Danielson missed the entire 2018 season while recovering from knee surgery, in which Dr. William Pennington of the Orthopedic Institute of Wisconsin performed ligament reconstruction to repair two holes in his meniscus. He’s had problems with the knee going all the way back to middle school, when it was twice repaired surgically.
Late this summer, the pain flared up again. He’d qualified for the Korn Ferry Tour finals by finishing 14th in PGA Tour non-member earnings ($223,748 in just four starts), but had to withdraw from two of the three events, including the Korn Ferry Tour Championship after an opening 78.
Talk about bad timing. Danielson, 25, was on the verge of potentially playing his way onto the PGA Tour and now he’s back to square one.
“My morale is OK,” he said in a telephone interview with Wisconsin.golf. “I haven’t been 100 percent in over two years now and obviously that’s taking a toll on me. I was able to play a great summer of golf and I still wasn’t 100 percent but I at least could make some swings and kind of chip it around.
“Right when I had the best opportunity to get my PGA Tour card, unfortunately, my knee problems came back. I’m just trying to stay as positive and optimistic as I can and trust that there’s a reason that this is happening to me and for it to be happening at this time. I’m trying to fight through the adversity and be as positive as I can.”
The problem is, he’s running out of options. An MRI revealed that his cartilage is deteriorating and his knee is arthritic. It’s not a good situation for a 6-foot-5 golfer who generates tremendous swing speed and posts onto his left side.
Ten weeks ago, Danielson had stem cell injections in the knee and earlier this week he had a platelet-rich plasma (PRP) injection in the hope that it will speed the recovery process. He’s undergoing physical therapy in Hudson, near his hometown, and flying to Scottsdale, Ariz., for ARP (Accelerated Recovery Performance) Wave neuro therapy to “wake up” the muscles surrounding the knee.
In essence, it’s a last-ditch effort to eliminate or at least minimize the pain and gain enough function in his knee so that he can play golf at the highest level. So far, Danielson hasn’t noticed much difference, but stem cell therapy can take months before a patient feels significantly better.
“They expect me to at least be feeling some sort of relief in the next four weeks, which would kind of put me at the 3½-month mark after the stem cell,” Danielson said. “If I could get out and start hitting balls by January 1st that would be amazing.
"It’s kind of just up to my knee.
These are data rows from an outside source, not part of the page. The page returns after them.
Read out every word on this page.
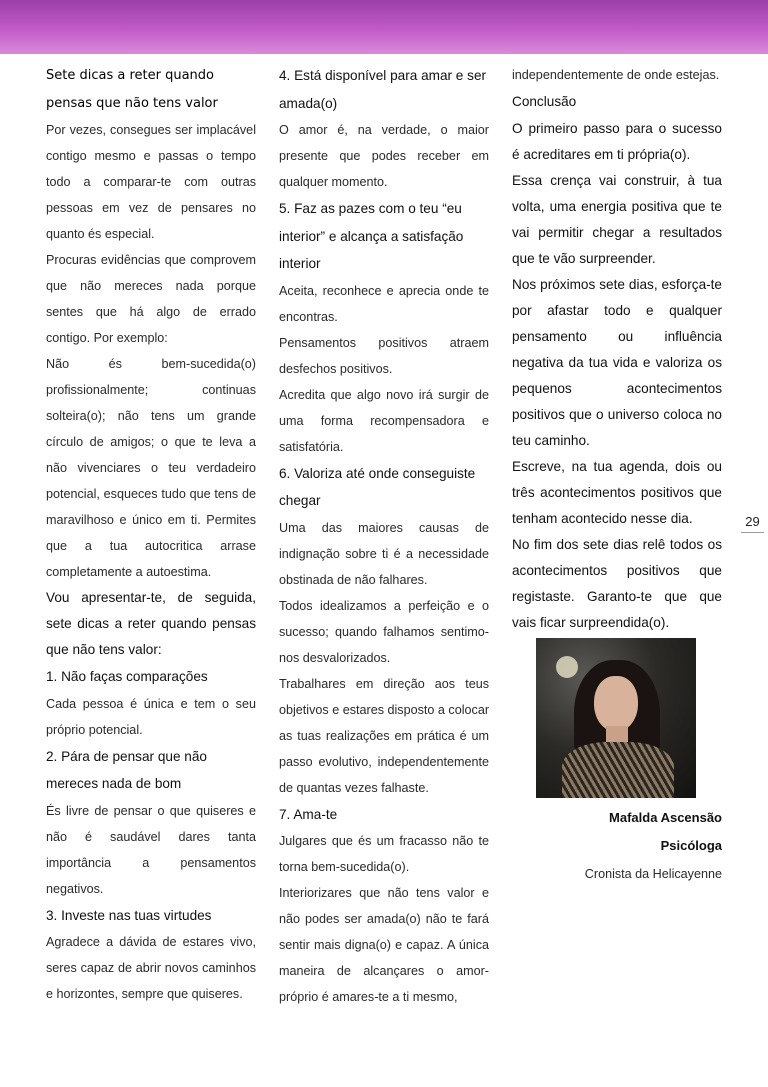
Sete dicas a reter quando pensas que não tens valor

Por vezes, consegues ser implacável contigo mesmo e passas o tempo todo a comparar-te com outras pessoas em vez de pensares no quanto és especial.

Procuras evidências que comprovem que não mereces nada porque sentes que há algo de errado contigo. Por exemplo:

Não és bem-sucedida(o) profissionalmente; continuas solteira(o); não tens um grande círculo de amigos; o que te leva a não vivenciares o teu verdadeiro potencial, esqueces tudo que tens de maravilhoso e único em ti. Permites que a tua autocritica arrase completamente a autoestima.

Vou apresentar-te, de seguida, sete dicas a reter quando pensas que não tens valor:

1. Não faças comparações

Cada pessoa é única e tem o seu próprio potencial.

2. Pára de pensar que não mereces nada de bom

És livre de pensar o que quiseres e não é saudável dares tanta importância a pensamentos negativos.

3. Investe nas tuas virtudes

Agradece a dávida de estares vivo, seres capaz de abrir novos caminhos e horizontes, sempre que quiseres.

4. Está disponível para amar e ser amada(o)

O amor é, na verdade, o maior presente que podes receber em qualquer momento.

5. Faz as pazes com o teu “eu interior” e alcança a satisfação interior

Aceita, reconhece e aprecia onde te encontras.

Pensamentos positivos atraem desfechos positivos.

Acredita que algo novo irá surgir de uma forma recompensadora e satisfatória.

6. Valoriza até onde conseguiste chegar

Uma das maiores causas de indignação sobre ti é a necessidade obstinada de não falhares.

Todos idealizamos a perfeição e o sucesso; quando falhamos sentimo-nos desvalorizados.

Trabalhares em direção aos teus objetivos e estares disposto a colocar as tuas realizações em prática é um passo evolutivo, independentemente de quantas vezes falhaste.

7. Ama-te

Julgares que és um fracasso não te torna bem-sucedida(o).

Interiorizares que não tens valor e não podes ser amada(o) não te fará sentir mais digna(o) e capaz. A única maneira de alcançares o amor-próprio é amares-te a ti mesmo,

independentemente de onde estejas.

Conclusão

O primeiro passo para o sucesso é acreditares em ti própria(o).

Essa crença vai construir, à tua volta, uma energia positiva que te vai permitir chegar a resultados que te vão surpreender.

Nos próximos sete dias, esforça-te por afastar todo e qualquer pensamento ou influência negativa da tua vida e valoriza os pequenos acontecimentos positivos que o universo coloca no teu caminho.

Escreve, na tua agenda, dois ou três acontecimentos positivos que tenham acontecido nesse dia.

No fim dos sete dias relê todos os acontecimentos positivos que registaste. Garanto-te que que vais ficar surpreendida(o).

Mafalda Ascensão

Psicóloga

Cronista da Helicayenne

29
It’s a waiting game right now. I just have to trust this whole process and trust that I’m going to continue to get better, or there’s going to be a solution.”
Even at less than 100 percent, Danielson had a terrific summer. He made the cut with two shots to spare at the U.S. Open and was paired with Mickelson in the third round at Pebble Beach. He tied for 15th in the 3M Open in Blaine, Minn., just an hour from Osceola. And in July, in the Barracuda Championship, which uses the modified Stableford scoring system, he was in contention on Sunday until bogeys on Nos. 16 and 18 dropped him into a tie for seventh.
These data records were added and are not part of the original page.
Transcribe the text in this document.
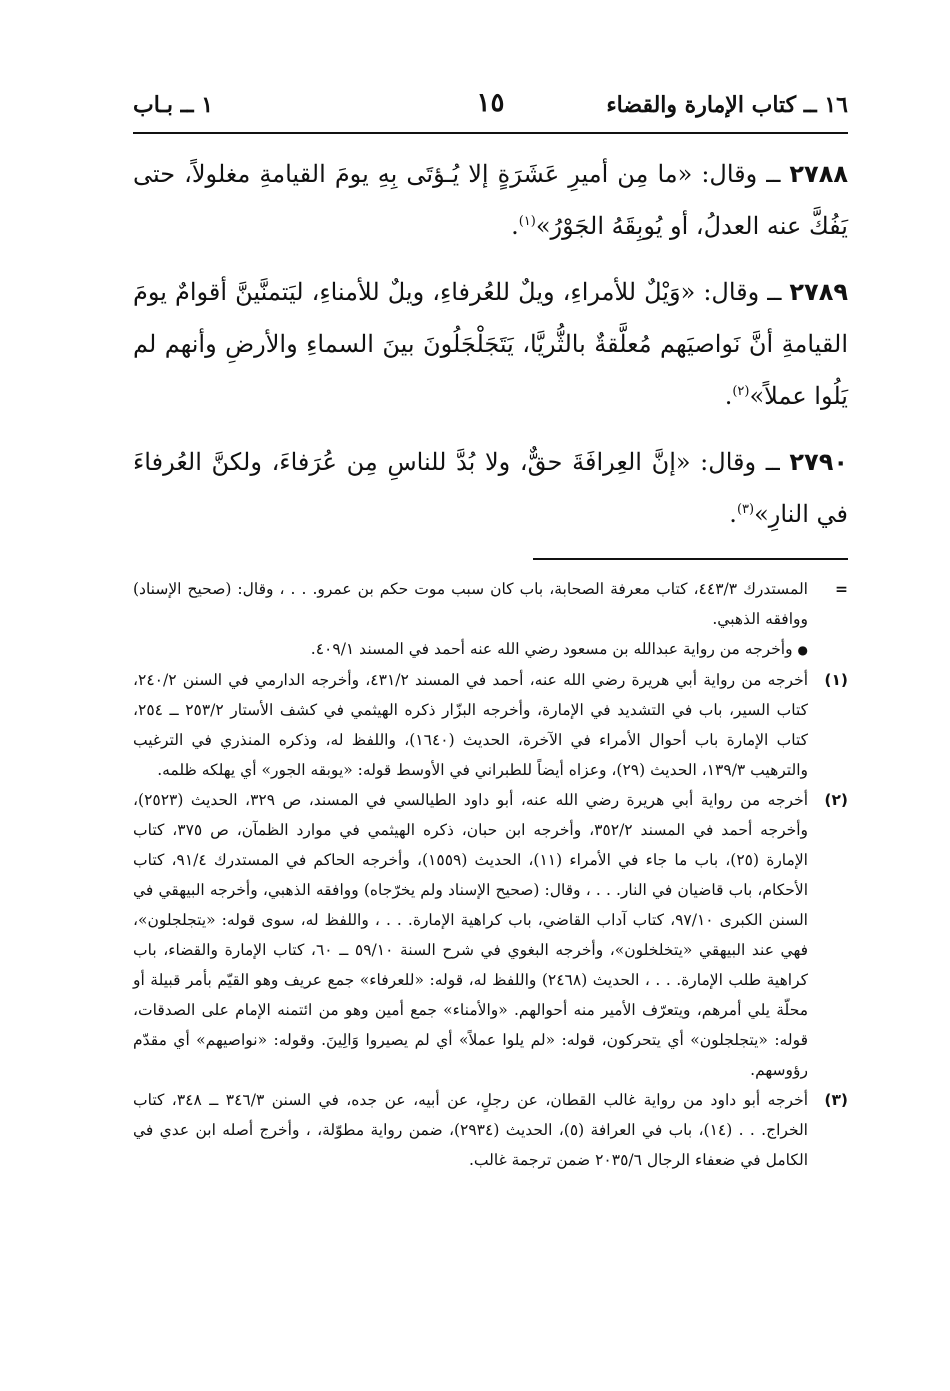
١٦ ــ كتاب الإمارة والقضاء
١٥
١ ــ بـاب
٢٧٨٨ ــ وقال: «ما مِن أميرِ عَشَرَةٍ إلا يُـؤتَى بِهِ يومَ القيامةِ مغلولاً، حتى يَفُكَّ عنه العدلُ، أو يُوبِقَهُ الجَوْرُ»$^{(١)}$.
٢٧٨٩ ــ وقال: «وَيْلٌ للأمراءِ، ويلٌ للعُرفاءِ، ويلٌ للأمناءِ، ليَتمنَّينَّ أقوامٌ يومَ القيامةِ أنَّ نَواصيَهم مُعلَّقةٌ بالثُّريَّا، يَتَجَلْجَلُونَ بينَ السماءِ والأرضِ وأنهم لم يَلُوا عملاً»$^{(٢)}$.
٢٧٩٠ ــ وقال: «إنَّ العِرافَةَ حقٌّ، ولا بُدَّ للناسِ مِن عُرَفاءَ، ولكنَّ العُرفاءَ في النارِ»$^{(٣)}$.
=

المستدرك ٤٤٣/٣، كتاب معرفة الصحابة، باب كان سبب موت حكم بن عمرو. . . ، وقال: (صحيح الإسناد) ووافقه الذهبي.

● وأخرجه من رواية عبدالله بن مسعود رضي الله عنه أحمد في المسند ٤٠٩/١.

(١)

أخرجه من رواية أبي هريرة رضي الله عنه، أحمد في المسند ٤٣١/٢، وأخرجه الدارمي في السنن ٢٤٠/٢، كتاب السير، باب في التشديد في الإمارة، وأخرجه البزّار ذكره الهيثمي في كشف الأستار ٢٥٣/٢ ــ ٢٥٤، كتاب الإمارة باب أحوال الأمراء في الآخرة، الحديث (١٦٤٠)، واللفظ له، وذكره المنذري في الترغيب والترهيب ١٣٩/٣، الحديث (٢٩)، وعزاه أيضاً للطبراني في الأوسط قوله: «يوبقه الجور» أي يهلكه ظلمه.

(٢)

أخرجه من رواية أبي هريرة رضي الله عنه، أبو داود الطيالسي في المسند، ص ٣٢٩، الحديث (٢٥٢٣)، وأخرجه أحمد في المسند ٣٥٢/٢، وأخرجه ابن حبان، ذكره الهيثمي في موارد الظمآن، ص ٣٧٥، كتاب الإمارة (٢٥)، باب ما جاء في الأمراء (١١)، الحديث (١٥٥٩)، وأخرجه الحاكم في المستدرك ٩١/٤، كتاب الأحكام، باب قاضيان في النار. . . ، وقال: (صحيح الإسناد ولم يخرّجاه) ووافقه الذهبي، وأخرجه البيهقي في السنن الكبرى ٩٧/١٠، كتاب آداب القاضي، باب كراهية الإمارة. . . ، واللفظ له، سوى قوله: «يتجلجلون»، فهي عند البيهقي «يتخلخلون»، وأخرجه البغوي في شرح السنة ٥٩/١٠ ــ ٦٠، كتاب الإمارة والقضاء، باب كراهية طلب الإمارة. . . ، الحديث (٢٤٦٨) واللفظ له، قوله: «للعرفاء» جمع عريف وهو القيّم بأمر قبيلة أو محلّة يلي أمرهم، ويتعرّف الأمير منه أحوالهم. «والأمناء» جمع أمين وهو من ائتمنه الإمام على الصدقات، قوله: «يتجلجلون» أي يتحركون، قوله: «لم يلوا عملاً» أي لم يصيروا وَالِينَ. وقوله: «نواصيهم» أي مقدّم رؤوسهم.

(٣)

أخرجه أبو داود من رواية غالب القطان، عن رجلٍ، عن أبيه، عن جده، في السنن ٣٤٦/٣ ــ ٣٤٨، كتاب الخراج. . . (١٤)، باب في العرافة (٥)، الحديث (٢٩٣٤)، ضمن رواية مطوّلة، ، وأخرج أصله ابن عدي في الكامل في ضعفاء الرجال ٢٠٣٥/٦ ضمن ترجمة غالب.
Because he finished inside the top 200 in PGA Tour earnings as a non-member, he has status on the Korn Ferry Tour in 2020. The tour kicks off with two tournaments in the Bahamas in January, then goes to Panama and Colombia. The first domestic event is the LECOM Suncoast Classic, Feb. 13-16 in Lakewood Ranch, Fla.
At this point, Danielson has no idea when he’ll be ready to compete.
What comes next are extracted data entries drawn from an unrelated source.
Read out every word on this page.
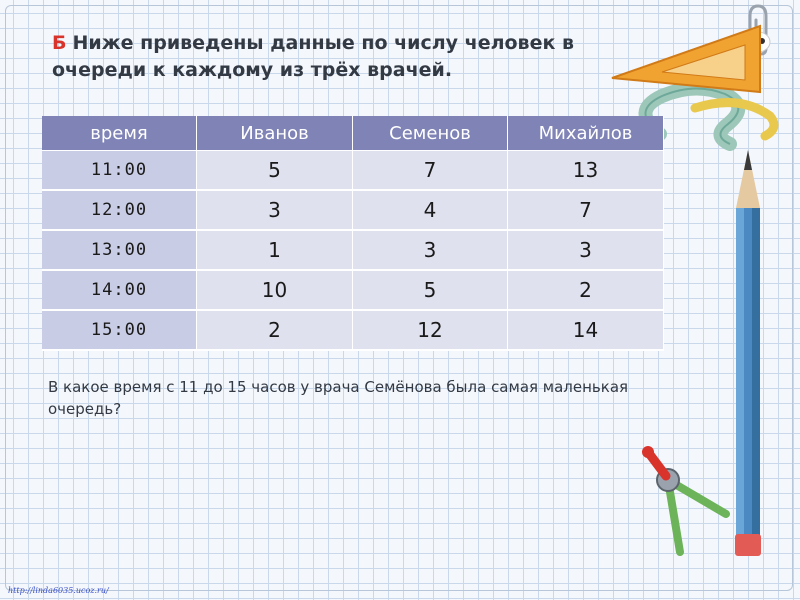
Б Ниже приведены данные по числу человек в очереди к каждому из трёх врачей.
время	Иванов	Семенов	Михайлов
11:00	5	7	13
12:00	3	4	7
13:00	1	3	3
14:00	10	5	2
15:00	2	12	14
В какое время с 11 до 15 часов у врача Семёнова была самая маленькая очередь?
http://linda6035.ucoz.ru/
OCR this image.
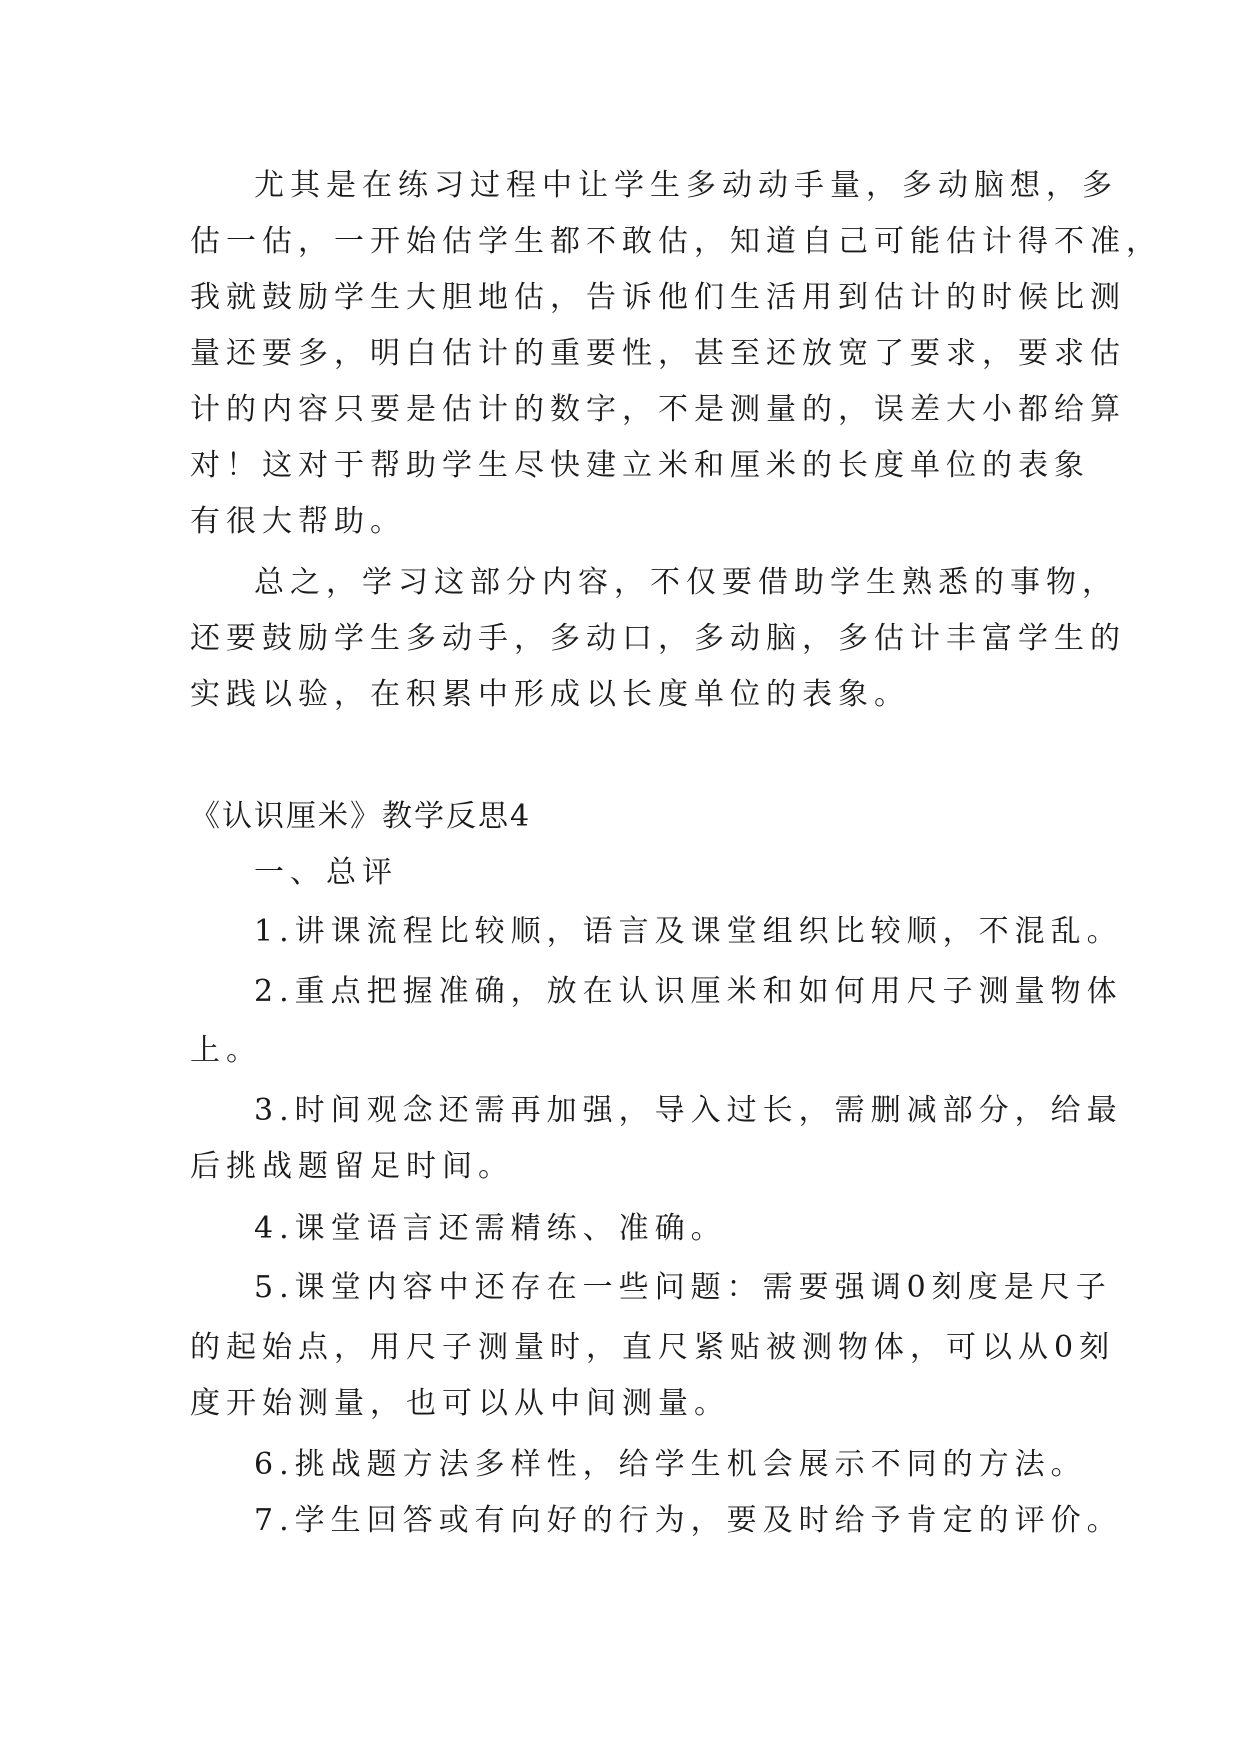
尤其是在练习过程中让学生多动动手量，多动脑想，多
估一估，一开始估学生都不敢估，知道自己可能估计得不准，
我就鼓励学生大胆地估，告诉他们生活用到估计的时候比测
量还要多，明白估计的重要性，甚至还放宽了要求，要求估
计的内容只要是估计的数字，不是测量的，误差大小都给算
对！这对于帮助学生尽快建立米和厘米的长度单位的表象
有很大帮助。
总之，学习这部分内容，不仅要借助学生熟悉的事物，
还要鼓励学生多动手，多动口，多动脑，多估计丰富学生的
实践以验，在积累中形成以长度单位的表象。
《认识厘米》教学反思4
一、总评
1.讲课流程比较顺，语言及课堂组织比较顺，不混乱。
2.重点把握准确，放在认识厘米和如何用尺子测量物体
上。
3.时间观念还需再加强，导入过长，需删减部分，给最
后挑战题留足时间。
4.课堂语言还需精练、准确。
5.课堂内容中还存在一些问题：需要强调0刻度是尺子
的起始点，用尺子测量时，直尺紧贴被测物体，可以从0刻
度开始测量，也可以从中间测量。
6.挑战题方法多样性，给学生机会展示不同的方法。
7.学生回答或有向好的行为，要及时给予肯定的评价。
“I wish I could say I’m going to be 100 percent within the next few months,” he said. “But I’ve been hoping that for the past two years. I’ve continued to seek all my options and do my due diligence and continue to work as hard as I can to get healthy. But, unfortunately, it hasn’t come yet.
“Kind of the big picture is believing this is happening for a reason, whether that means my knee is going to get to 100 percent and I can get back out there and have a successful 2020 on the Korn Ferry Tour or whether it’s continuing to seek my options and at some point maybe look at other career paths. We’re not to that point yet. I’m going to continue to do all I can to get back on the course.”